If you ask the folks at Investopedia (Kenton, 2019), they will tell you that the main goal of corporate finance is to maximize the value of the company for shareholders. Though this seems like an innocuous premise, the effort to maximize value has led down some nefarious paths the last few decades with the Dot Com bubble, the Worldcom and Enron scandals, and the housing crisis.

But, as Berman and Knight point out in Financial Intelligence (2008), good finance is essential for anyone who wants to have a business at all. Business amounts to the numbers, and so we must be able to grasp them and make use of them to do anything in the business world.
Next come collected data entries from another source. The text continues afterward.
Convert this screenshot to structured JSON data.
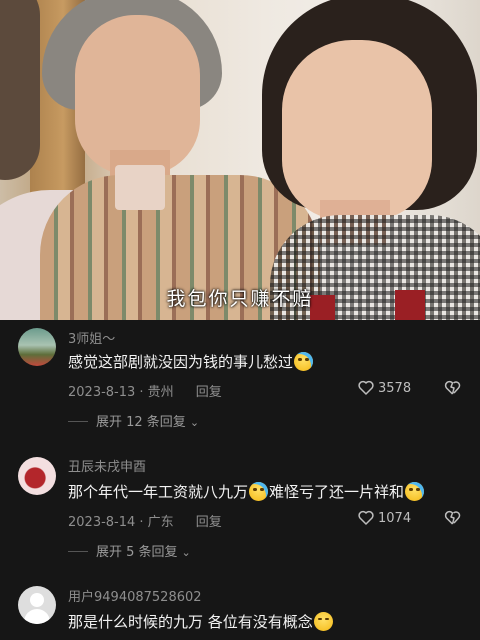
{
  "video": {
    "subtitle": "我包你只赚不赔"
  },
  "comments": [
    {
      "username": "3师姐～",
      "text": "感觉这部剧就没因为钱的事儿愁过",
      "emoji": "laughing-crying-emoji",
      "date_location": "2023-8-13 · 贵州",
      "reply_label": "回复",
      "like_count": "3578",
      "expand_label": "展开 12 条回复"
    },
    {
      "username": "丑辰未戌申酉",
      "text_part1": "那个年代一年工资就八九万",
      "text_part2": "难怪亏了还一片祥和",
      "emoji": "laughing-crying-emoji",
      "date_location": "2023-8-14 · 广东",
      "reply_label": "回复",
      "like_count": "1074",
      "expand_label": "展开 5 条回复"
    },
    {
      "username": "用户9494087528602",
      "text": "那是什么时候的九万 各位有没有概念",
      "emoji": "smile-emoji"
    }
  ],
  "colors": {
    "background": "#161616",
    "username": "#8e8e8e",
    "comment_text": "#f2f2f2"
  }
}
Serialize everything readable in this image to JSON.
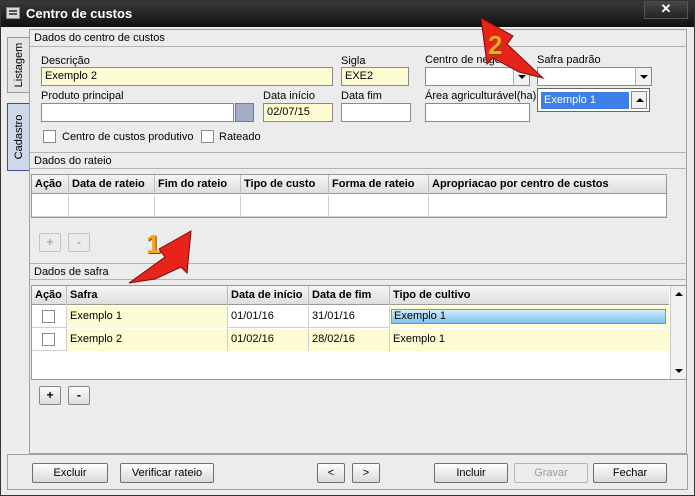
{
  "window": {
    "title": "Centro de custos",
    "close_label": "✕"
  },
  "side_tabs": [
    {
      "label": "Listagem"
    },
    {
      "label": "Cadastro"
    }
  ],
  "dados_centro": {
    "header": "Dados do centro de custos",
    "descricao": {
      "label": "Descrição",
      "value": "Exemplo 2"
    },
    "sigla": {
      "label": "Sigla",
      "value": "EXE2"
    },
    "centro_negocio": {
      "label": "Centro de negoc",
      "value": ""
    },
    "safra_padrao": {
      "label": "Safra padrão",
      "value": ""
    },
    "produto_principal": {
      "label": "Produto principal",
      "value": ""
    },
    "data_inicio": {
      "label": "Data início",
      "value": "02/07/15"
    },
    "data_fim": {
      "label": "Data fim",
      "value": ""
    },
    "area": {
      "label": "Área agriculturável(ha)",
      "value": ""
    },
    "checkbox_produtivo": {
      "label": "Centro de custos produtivo",
      "checked": false
    },
    "checkbox_rateado": {
      "label": "Rateado",
      "checked": false
    },
    "safra_dropdown_option": "Exemplo 1"
  },
  "dados_rateio": {
    "header": "Dados do rateio",
    "columns": [
      "Ação",
      "Data de rateio",
      "Fim do rateio",
      "Tipo de custo",
      "Forma de rateio",
      "Apropriacao por centro de custos"
    ],
    "add_label": "+",
    "remove_label": "-"
  },
  "dados_safra": {
    "header": "Dados de safra",
    "columns": [
      "Ação",
      "Safra",
      "Data de início",
      "Data de fim",
      "Tipo de cultivo"
    ],
    "rows": [
      {
        "safra": "Exemplo 1",
        "inicio": "01/01/16",
        "fim": "31/01/16",
        "cultivo": "Exemplo 1"
      },
      {
        "safra": "Exemplo 2",
        "inicio": "01/02/16",
        "fim": "28/02/16",
        "cultivo": "Exemplo 1"
      }
    ],
    "add_label": "+",
    "remove_label": "-"
  },
  "footer": {
    "excluir": "Excluir",
    "verificar": "Verificar rateio",
    "prev": "<",
    "next": ">",
    "incluir": "Incluir",
    "gravar": "Gravar",
    "fechar": "Fechar"
  },
  "annotations": [
    {
      "number": "1",
      "color": "#e8231a"
    },
    {
      "number": "2",
      "color": "#e8231a"
    }
  ]
}
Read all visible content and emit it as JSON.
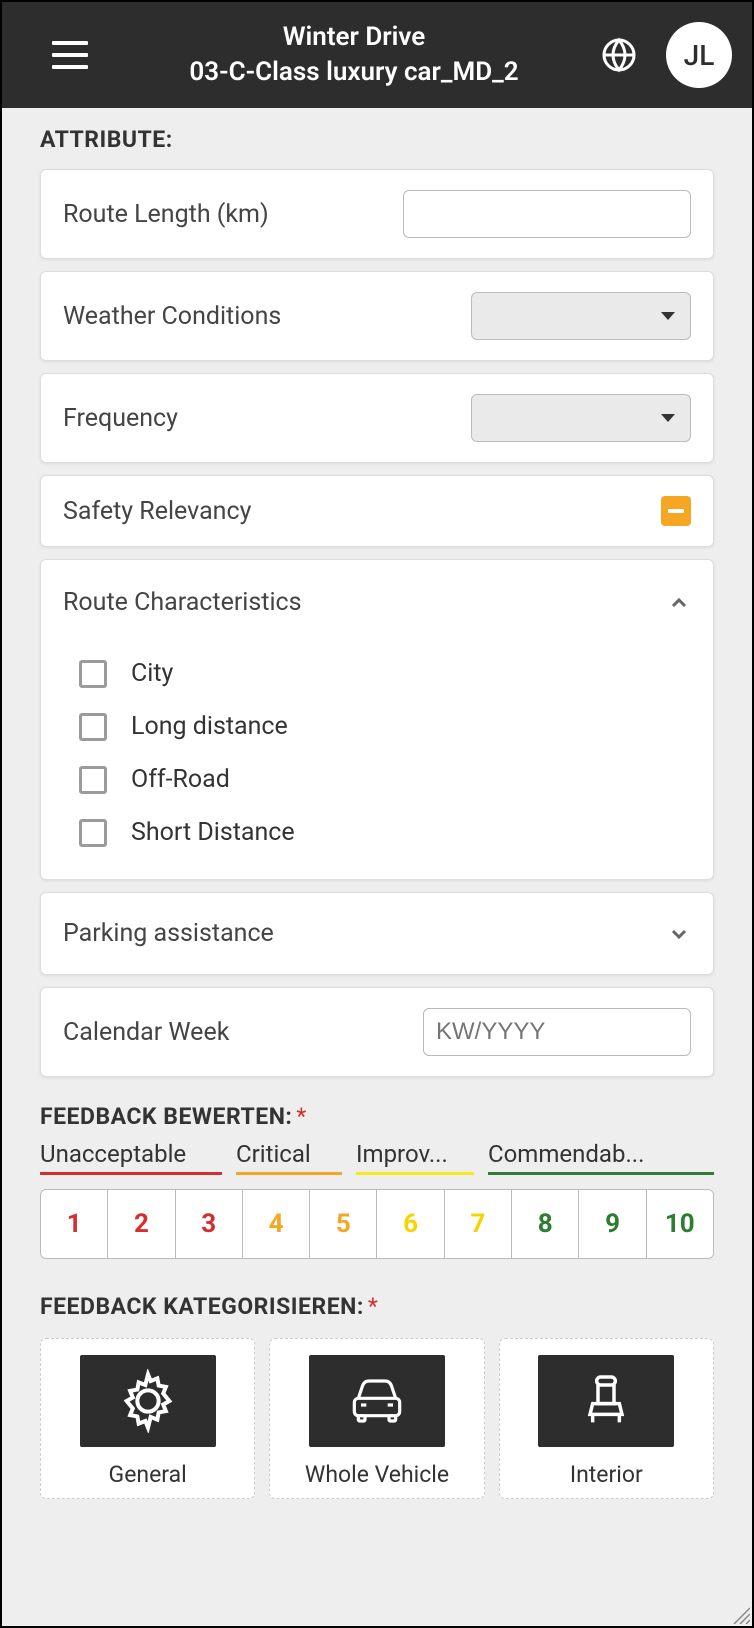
{
  "header": {
    "title_line1": "Winter Drive",
    "title_line2": "03-C-Class luxury car_MD_2",
    "avatar_initials": "JL"
  },
  "attribute": {
    "section_label": "ATTRIBUTE:",
    "route_length_label": "Route Length (km)",
    "route_length_value": "",
    "weather_label": "Weather Conditions",
    "frequency_label": "Frequency",
    "safety_label": "Safety Relevancy",
    "route_char_label": "Route Characteristics",
    "route_options": [
      {
        "label": "City"
      },
      {
        "label": "Long distance"
      },
      {
        "label": "Off-Road"
      },
      {
        "label": "Short Distance"
      }
    ],
    "parking_label": "Parking assistance",
    "calendar_label": "Calendar Week",
    "calendar_placeholder": "KW/YYYY"
  },
  "rating": {
    "section_label": "FEEDBACK BEWERTEN:",
    "labels": {
      "unacceptable": "Unacceptable",
      "critical": "Critical",
      "improv": "Improv...",
      "commendable": "Commendab..."
    },
    "values": [
      "1",
      "2",
      "3",
      "4",
      "5",
      "6",
      "7",
      "8",
      "9",
      "10"
    ]
  },
  "category": {
    "section_label": "FEEDBACK KATEGORISIEREN:",
    "items": [
      {
        "label": "General"
      },
      {
        "label": "Whole Vehicle"
      },
      {
        "label": "Interior"
      }
    ]
  }
}
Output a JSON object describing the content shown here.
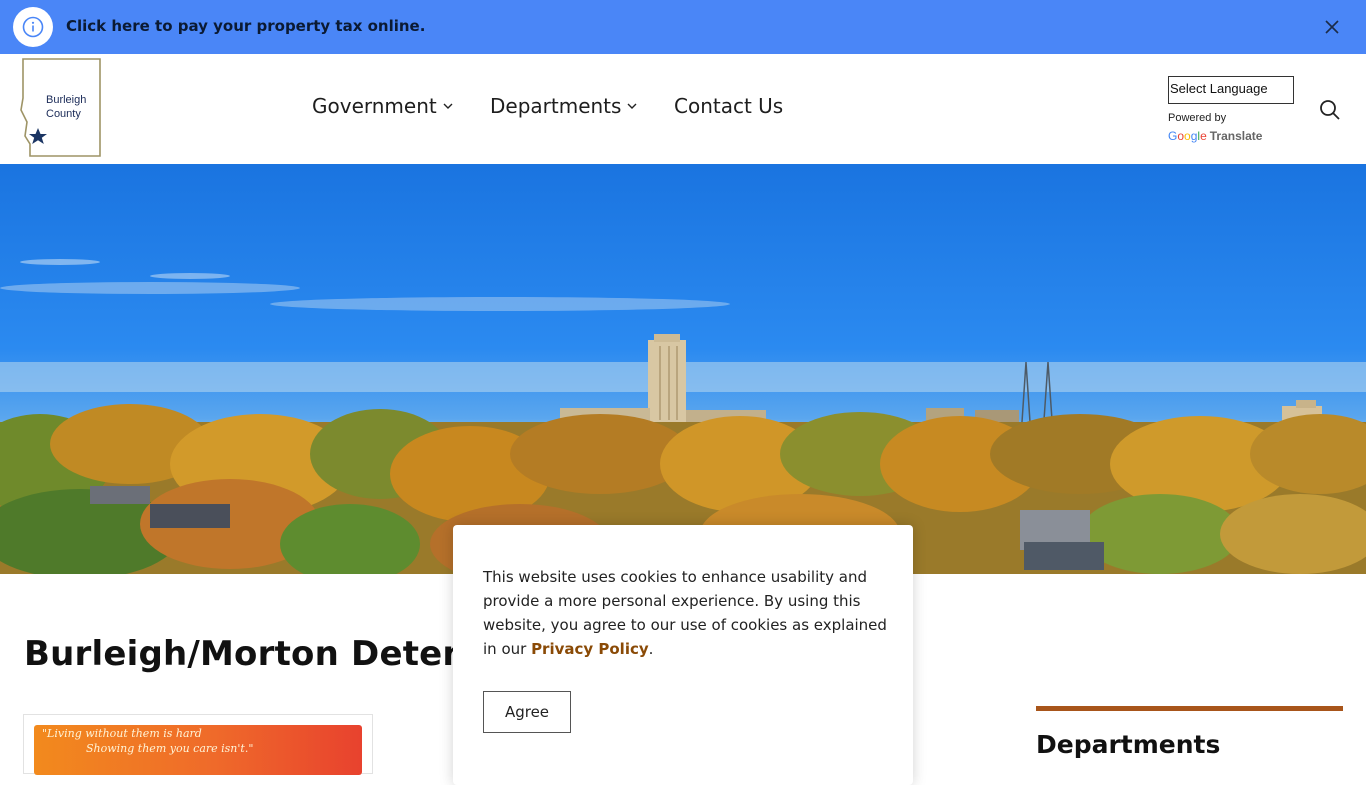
{
  "alert": {
    "text": "Click here to pay your property tax online.",
    "icon": "info-icon",
    "close_icon": "close-icon"
  },
  "header": {
    "logo_text_line1": "Burleigh",
    "logo_text_line2": "County",
    "nav": [
      {
        "label": "Government",
        "has_dropdown": true
      },
      {
        "label": "Departments",
        "has_dropdown": true
      },
      {
        "label": "Contact Us",
        "has_dropdown": false
      }
    ],
    "language_select": "Select Language",
    "powered_by": "Powered by",
    "translate_label": "Translate",
    "search_icon": "search-icon"
  },
  "main": {
    "page_title": "Burleigh/Morton Detentio",
    "card_quote_line1": "\"Living without them is hard",
    "card_quote_line2": "Showing them you care isn't.\""
  },
  "sidebar": {
    "heading": "Departments"
  },
  "cookie_banner": {
    "text": "This website uses cookies to enhance usability and provide a more personal experience. By using this website, you agree to our use of cookies as explained in our ",
    "link_text": "Privacy Policy",
    "text_end": ".",
    "agree_label": "Agree"
  },
  "colors": {
    "alert_bg": "#4a86f7",
    "accent_rule": "#a8551a",
    "link": "#8a4a06"
  }
}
Corporate finance professionals have a toolbox to help them achieve their goal, which includes ratio analyses, development of common-size financial statements, cash cycle analyses, sources and uses analyses, discernment of growth potential, and fashioning forecasts and pro forma financial statements (Harvard Business School, 2009).
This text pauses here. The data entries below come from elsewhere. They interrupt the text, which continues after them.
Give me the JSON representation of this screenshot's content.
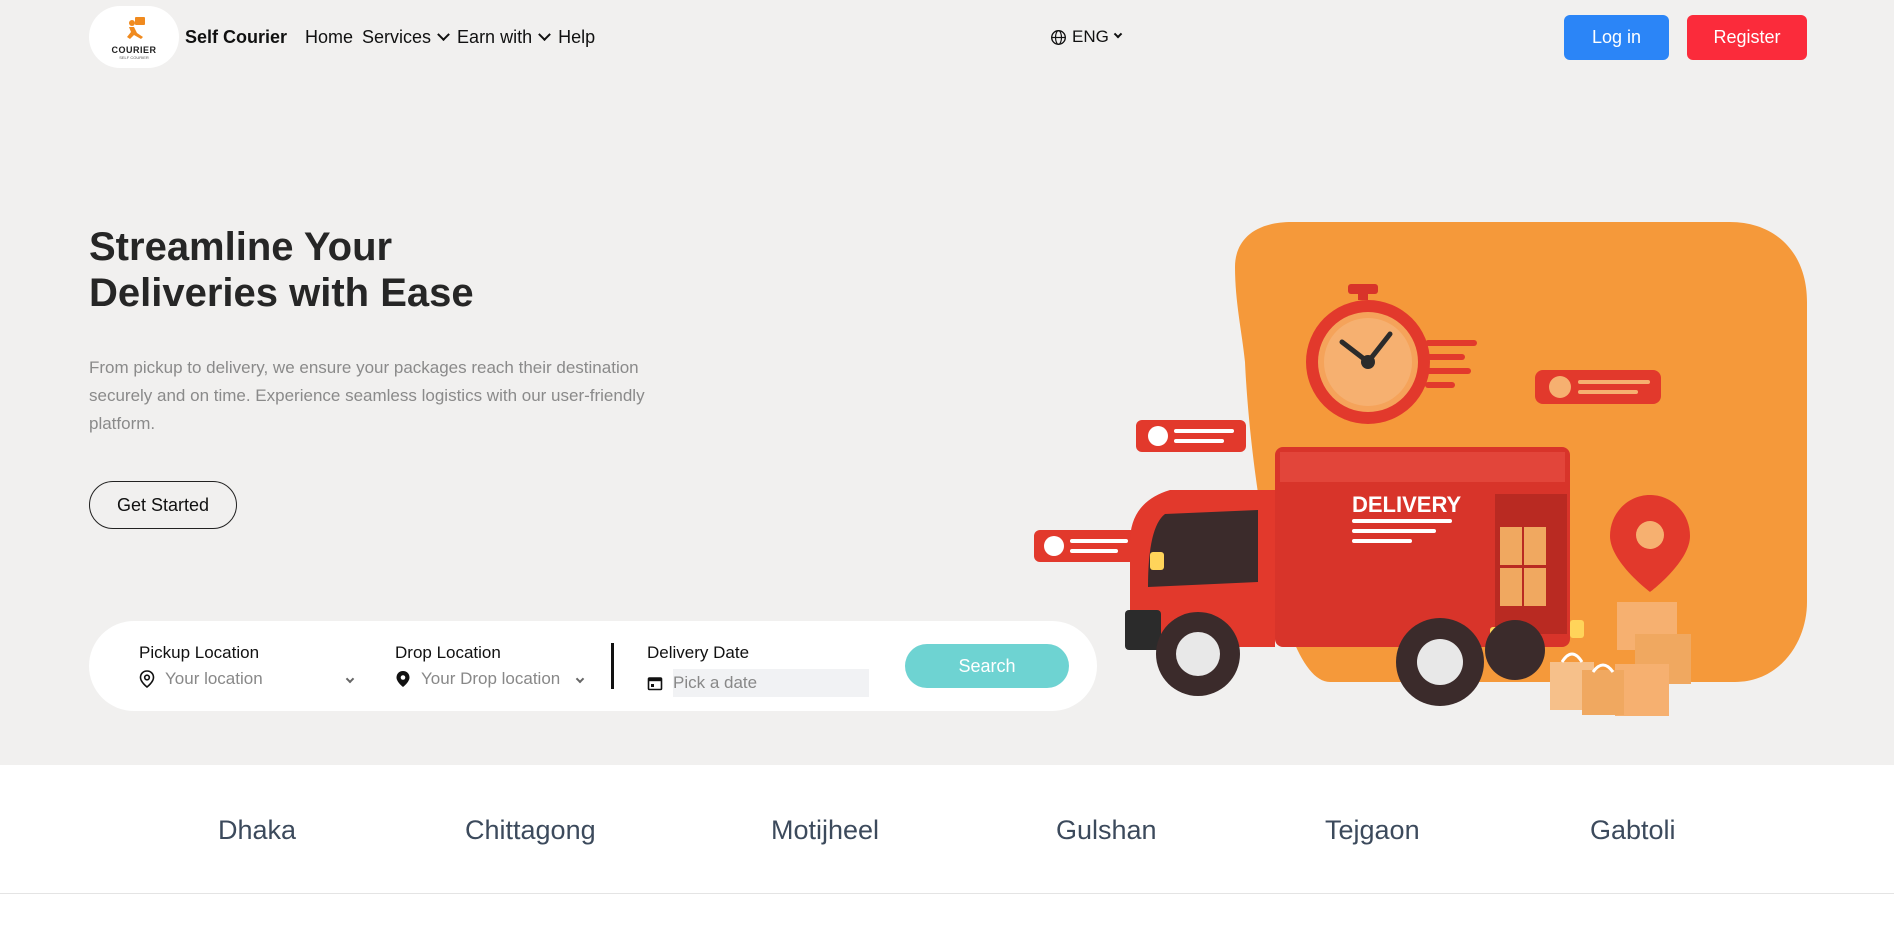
{
  "header": {
    "logo_text": "COURIER",
    "logo_subtext": "SELF COURIER",
    "brand": "Self Courier",
    "nav": [
      {
        "label": "Home",
        "has_dropdown": false
      },
      {
        "label": "Services",
        "has_dropdown": true
      },
      {
        "label": "Earn with",
        "has_dropdown": true
      },
      {
        "label": "Help",
        "has_dropdown": false
      }
    ],
    "language": "ENG",
    "login_label": "Log in",
    "register_label": "Register"
  },
  "hero": {
    "title_line1": "Streamline Your",
    "title_line2": "Deliveries with Ease",
    "description": "From pickup to delivery, we ensure your packages reach their destination securely and on time. Experience seamless logistics with our user-friendly platform.",
    "cta_label": "Get Started",
    "illustration_text": "DELIVERY"
  },
  "search": {
    "pickup_label": "Pickup Location",
    "pickup_placeholder": "Your location",
    "drop_label": "Drop Location",
    "drop_placeholder": "Your Drop location",
    "date_label": "Delivery Date",
    "date_placeholder": "Pick a date",
    "search_label": "Search"
  },
  "locations": [
    "Dhaka",
    "Chittagong",
    "Motijheel",
    "Gulshan",
    "Tejgaon",
    "Gabtoli"
  ],
  "colors": {
    "page_bg": "#f1f0ef",
    "login": "#2b85f7",
    "register": "#fb2b3b",
    "search_button": "#6ed3d2",
    "illustration_orange": "#f5993a",
    "truck_red": "#e2392c"
  },
  "icons": {
    "language": "globe-icon",
    "pickup": "map-pin-outline-icon",
    "drop": "map-pin-filled-icon",
    "date": "calendar-icon"
  }
}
By use of these instruments, corporate finance professionals can advise on key business decisions involving investment acquisitions, shareholder dividends, the management of assets, liabilities, and inventory, and other allocation of resources. 

The way financial professionals assess the numbers affects how the business works at almost every level. Berman and Knight (2008) give a striking example from the airline industry.

When the airlines realized their planes were lasting longer, they decided they could depreciate over more time, which meant that profits per year went up, leading to investors deciding to buy more stock, companies offering more bonuses, and other implications.

References

Berman, K., Knight, J. (2008). Financial intelligence: what you really need to know about the numbers. Boston: Harvard Business School Press.